More importantly, he explains, ESM returned his endorphins and serotonin levels to their necessary levels. “The only way our brains know how to release dopamine has been through the use of drugs and alcohol,” he says. “Now, suddenly, those have been removed. It takes some time, but what you realize is that through physical exercise, you don’t need any of that. Your body will heal itself if you put it in the right environment and you treat it the right way. For the first time in my life without drugs or alcohol, I can sleep. My anxiety is pretty much nonexistent. I look like an athlete. I’m not an athlete. But I look like one.“
Another central focus at the Tree House, which also borrows from PTSD therapy, is reintroducing platonic touch. I’m hugged no less than a dozen times over the two days I spend there. And not just a pat on the back — these are long, meaningful hugs, often accompanied by a gentle sway. “In the military, we were taught that if you’re cold, cuddle up against the next guy,” says Neil Trusso, the aforementioned former Navy SEAL and the Tree House’s physical empowerment director. More importantly, McMillen adds, active addiction is one of the loneliest states of humanity, while touch increases feel-good hormones and raises oxytocin, a bonding chemical that enhances trust. One way Tree House encourages platonic touch during Action-Based Induction Therapy is to have clients sit with their backs to the waves and link their arms. “Boundaries magically fade away,” McMillen says, “because it’s more about staying warm and holding on to prevent being swept away by the surf.”
Tree House is moving up the coast, too.
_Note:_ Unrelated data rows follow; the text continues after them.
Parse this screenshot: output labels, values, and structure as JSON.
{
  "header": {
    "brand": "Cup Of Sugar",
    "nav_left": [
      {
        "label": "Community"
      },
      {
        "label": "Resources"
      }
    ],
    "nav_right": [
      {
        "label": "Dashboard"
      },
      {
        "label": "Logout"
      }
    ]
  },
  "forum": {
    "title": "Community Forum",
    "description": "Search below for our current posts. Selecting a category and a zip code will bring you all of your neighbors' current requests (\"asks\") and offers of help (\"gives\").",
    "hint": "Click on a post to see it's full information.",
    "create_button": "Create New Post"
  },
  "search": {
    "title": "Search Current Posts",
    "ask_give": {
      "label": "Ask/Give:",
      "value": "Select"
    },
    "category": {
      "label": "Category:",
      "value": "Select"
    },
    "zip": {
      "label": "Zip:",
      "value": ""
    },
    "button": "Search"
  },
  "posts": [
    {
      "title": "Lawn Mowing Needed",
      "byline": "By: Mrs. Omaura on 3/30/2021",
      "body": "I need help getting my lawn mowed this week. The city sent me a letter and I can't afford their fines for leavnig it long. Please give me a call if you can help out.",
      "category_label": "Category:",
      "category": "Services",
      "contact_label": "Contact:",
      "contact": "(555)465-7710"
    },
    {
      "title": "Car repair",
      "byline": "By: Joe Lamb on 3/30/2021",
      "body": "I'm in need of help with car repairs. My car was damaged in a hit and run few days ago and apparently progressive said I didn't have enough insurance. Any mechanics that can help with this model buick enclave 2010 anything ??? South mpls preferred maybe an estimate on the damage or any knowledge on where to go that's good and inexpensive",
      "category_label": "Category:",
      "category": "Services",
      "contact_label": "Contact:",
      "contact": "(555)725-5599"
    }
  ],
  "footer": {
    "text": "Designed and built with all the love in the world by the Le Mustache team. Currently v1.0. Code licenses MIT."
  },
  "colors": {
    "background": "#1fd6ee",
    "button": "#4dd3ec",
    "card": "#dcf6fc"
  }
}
Last year, it opened a second location in Portland, Oregon, McMillen’s hometown. And over the next five years, there are plans to open 32 centers nationwide — from Hawaii to Tennessee to Kansas to Montana (and all stops in between). Also in 2017, Tree House was invited to provide insight on how to fight the opioid epidemic by participating in a study session in Washington, D.C., related to the Comprehensive Addiction and Recovery Act, signed into law by President Obama in 2016. “We focused on establishing standards for assessing health outcomes during and after care as well as the implementation of a pay-for-performance reimbursement model for insurance companies, which align financial incentives with better outcomes rather than the current system of rewarding volume and intensity of care delivered,” says McMillen. “We feel strongly that if our industry was forced to innovate and get better in order to get paid, a lot more people would recover from addiction.”
As for Brian, he’s excited to graduate from Tree House in the next couple of weeks, but he says he’s in no hurry to leave. In fact, he plans to stay in Costa Mesa after graduation and transition into a sober-living house. “I cannot go back to living in an apartment by myself and isolating,” he explains. “I stop moving. I stop exercising. I stop meditating. It’s a slow progression, but over time, you lose everything.”